Rock Bottom Girl(20)



I slapped a damp paper towel over my throbbing cheekbone and cursed my life.





Me: OK, Ms. Psychology Major. I’ve got two girls on the team battling it out over the same boy. How do I fix it?





Zinnia: I do not miss those teen years. We were so dumb.





Me: Come on. You never stooped to the normalcy of obsessing over a boy. You were too busy being brilliant.





Zinnia: Don’t be a jerk.





Me: Sorry. Rough day. I vomited in front of my team, was carried off the field by a very attractive cross-country coach who ruined my life in high school, and earned a black eye from breaking up a girl fight.





Zinnia: Apology accepted. And I’m definitely going to need the full story. Call me Tuesday? In the meantime, I’ll send you some resources on team-building and the scarcity mentality.





Me: Thanks. I need to find out if this Milton is worth the There Can Be Only One shitshow. Everything good with you? How are the kids?





Zinnia: The usual craziness here. Think we’re going to squeeze in a quick trip to Paris over Christmas break. Edith is really doing well with the violin. First chair in the children’s orchestra! The other two are drowning us in A’s and accolades. And Ralph is being wooed by a shall-not-be-named medical center in NYC for a department head position.





Me: …





Me: …





Me: Wow. Congratulations.





Me: Teen boy named Milton. Go.





Floyd: I can only assume this is regarding Ruby and Sophie S. and their catfight today. How’s the eye?





Me: Cheek. And I don’t even want to know how you know. It’s bruised and they’re benched. Milton?





Floyd: Teenage stud. Starter on the varsity boys soccer team. Floppy Harry Styles hair. Shot up six inches last year. Rumor has it he dumped Sophie S. for Ruby this summer and then dumped Ruby for half the field hockey team.





Me: Great. So they’re fighting over a guy neither of them is dating?





Floyd: It’s the hormones in milk. It makes them all insane.





12





Marley





“You look adorable,” my mother announced.

“Thanks.” I glanced down at my outfit. Khaki shorts and a polo shirt. I’d sent pictures of both to Floyd the night before to make sure it was gym teacher approved.

As long as they weren’t booty shorts, he’d given me the thumbs up. They weren’t booty, but they were shorts. I couldn’t remember the last job I’d had that encouraged shorts.

On the bright side, the last two weeks of sweating my ass off on the soccer field had resulted in the shorts fitting less snugly around my ass and mid-section.

“I made you lunch,” Mom said, holding out a brown paper bag with my name scrawled across it.

“Aw, Mom.” For some reason, it went straight to my heart, and I wanted to cry. Even though the food would be something like soggy leftover fish sticks, my parents’ support was both a security blanket and an oppressive reminder that I’d yet to do anything to really earn their love. I felt like they were just making down payments on being proud of me for a time in the future when I’d actually earned it.

This was my first “first day” of school in sixteen years. Holy shit. I did the math again. Yep. I’d been out of college for a whole person who could drive.

But this was by far the scariest first day of my entire life. I couldn’t handle thirty-two teen girls on a soccer field for two hours at a time. We’d barely survived preseason as a team. What the hell was I going to do with who knows how many of them I’d be juggling over the course of the next six hours? Oh, and then there was afterschool soccer practice. Also known as ninety minutes of pure torture. The divide between Team Ruby and Team Sophie was Grand Canyon deep since their fight. And there was bully Lisabeth lurking around being a straight-up dick.

The girls hated me. I disliked them intensely. They questioned everything I did. I yelled at them until practice was over. It sucked.

My dad trotted into the kitchen, a big grin on his face. He handed me my car keys. “All gassed up and washed for your big day,” he said.

The school was five whole blocks away.

There was that stinging behind my eyes again. “Dad, you didn’t have to—”
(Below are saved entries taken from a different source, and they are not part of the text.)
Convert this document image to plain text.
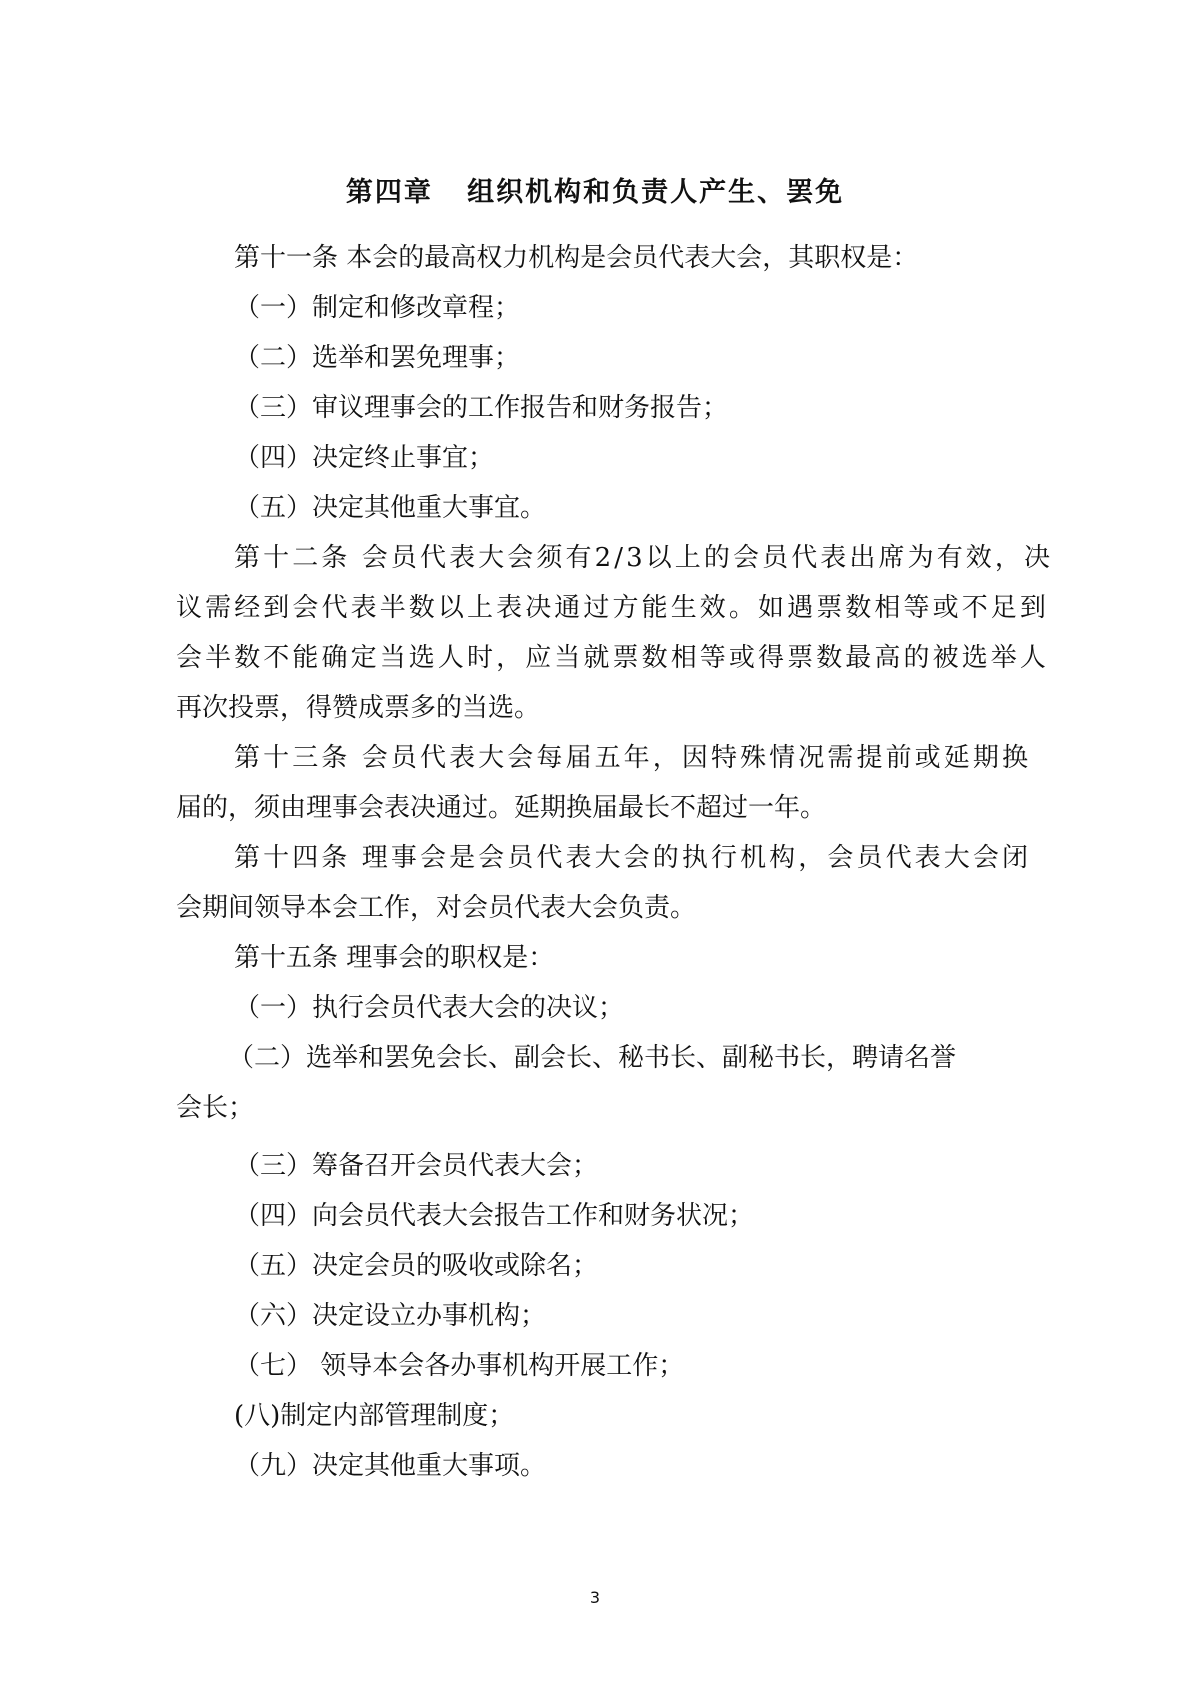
第四章   组织机构和负责人产生、罢免
第十一条 本会的最高权力机构是会员代表大会，其职权是：
（一）制定和修改章程；
（二）选举和罢免理事；
（三）审议理事会的工作报告和财务报告；
（四）决定终止事宜；
（五）决定其他重大事宜。
第十二条 会员代表大会须有2/3以上的会员代表出席为有效，决
议需经到会代表半数以上表决通过方能生效。如遇票数相等或不足到
会半数不能确定当选人时，应当就票数相等或得票数最高的被选举人
再次投票，得赞成票多的当选。
第十三条 会员代表大会每届五年，因特殊情况需提前或延期换
届的，须由理事会表决通过。延期换届最长不超过一年。
第十四条 理事会是会员代表大会的执行机构，会员代表大会闭
会期间领导本会工作，对会员代表大会负责。
第十五条 理事会的职权是：
（一）执行会员代表大会的决议；
（二）选举和罢免会长、副会长、秘书长、副秘书长，聘请名誉
会长；
（三）筹备召开会员代表大会；
（四）向会员代表大会报告工作和财务状况；
（五）决定会员的吸收或除名；
（六）决定设立办事机构；
（七） 领导本会各办事机构开展工作；
(八)制定内部管理制度；
（九）决定其他重大事项。
3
“Just want to make your first day as great as it can be,” he beamed.

“Thanks, Dad,” I said, hugging him hard.

I really needed to not fuck this up.





My office was…depressing. I hadn’t paid much attention to it when Jake hauled my ass in here. But now that I wasn’t dying of heat exhaustion, I took a good long look around. I didn’t have any office knickknacks or supplies to move in. It was just me and my brown bag lunch.

The bell rang, signaling the start of first period. It was a freebie for me. I didn’t have a class until second period, so I had forty-odd minutes to hyperventilate or peruse the Jane Fonda VHS tape collection neatly arranged on one of the bookshelves.